If 1) there are other alternatives available (Open Source Graphite)
If 2+3 ) dynaTrace
Hi,
SiteScope is an agentless Infrastructure monitoring tool. It has a wide range of monitoring capabilities including Server,DB’s,Middleware,Network and application’s as well. Its very easy to deploy & configure.
Dynatrace is more application level monitoring. Its an agent based solution for java & Net applications. Its able to monitor transactions at thread level with deep drill down capabilities.
The solutioning will be based on the monitoring requirements, scope, cost & scalability.
Thanks,
Raj
The solutions have different purposes. I think it's better to summary both of them.
The HP SiteScope is a tool to monitor infrastructure components without agents. It monitors availability and some performance metrics of infrastructure elements.

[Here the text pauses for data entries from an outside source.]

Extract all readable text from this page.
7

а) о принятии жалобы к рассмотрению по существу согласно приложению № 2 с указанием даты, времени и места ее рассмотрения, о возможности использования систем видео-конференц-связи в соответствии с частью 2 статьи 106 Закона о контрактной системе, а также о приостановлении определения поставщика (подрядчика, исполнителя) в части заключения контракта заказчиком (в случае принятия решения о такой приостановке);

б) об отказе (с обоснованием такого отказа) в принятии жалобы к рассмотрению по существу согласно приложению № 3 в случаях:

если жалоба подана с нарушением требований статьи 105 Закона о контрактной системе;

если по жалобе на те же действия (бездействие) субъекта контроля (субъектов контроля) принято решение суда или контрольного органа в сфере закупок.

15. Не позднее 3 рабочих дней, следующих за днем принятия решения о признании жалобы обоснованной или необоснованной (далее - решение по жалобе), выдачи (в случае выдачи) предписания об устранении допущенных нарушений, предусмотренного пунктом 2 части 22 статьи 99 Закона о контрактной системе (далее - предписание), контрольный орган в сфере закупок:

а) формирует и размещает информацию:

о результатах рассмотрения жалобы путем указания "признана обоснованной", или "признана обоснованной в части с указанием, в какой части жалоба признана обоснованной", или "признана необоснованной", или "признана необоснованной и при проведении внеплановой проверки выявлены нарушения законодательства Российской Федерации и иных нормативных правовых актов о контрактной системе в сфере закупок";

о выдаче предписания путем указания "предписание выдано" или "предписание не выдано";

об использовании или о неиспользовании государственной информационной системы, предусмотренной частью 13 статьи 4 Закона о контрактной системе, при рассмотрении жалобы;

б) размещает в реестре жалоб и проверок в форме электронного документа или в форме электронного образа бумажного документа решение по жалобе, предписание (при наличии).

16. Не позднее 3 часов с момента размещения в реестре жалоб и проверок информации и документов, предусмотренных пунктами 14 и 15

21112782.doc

The metrics can be visualized by service model, so you can see which components are being affected.
dynaTrace monitors the application performance through agents. Applications developed by Java, .NET and PHP and also mobile applications are instrumented by the agents and monitored automatically. The monitoring covers 100% (all) transactions, providing traceability and point the problem. dynaTrace accelerates the troubleshooting, monitors end user experience, increase the collaboration between teams (dev, QA, prod, architectures), monitors business transaction effetivelly and also monitors infrastructure elements.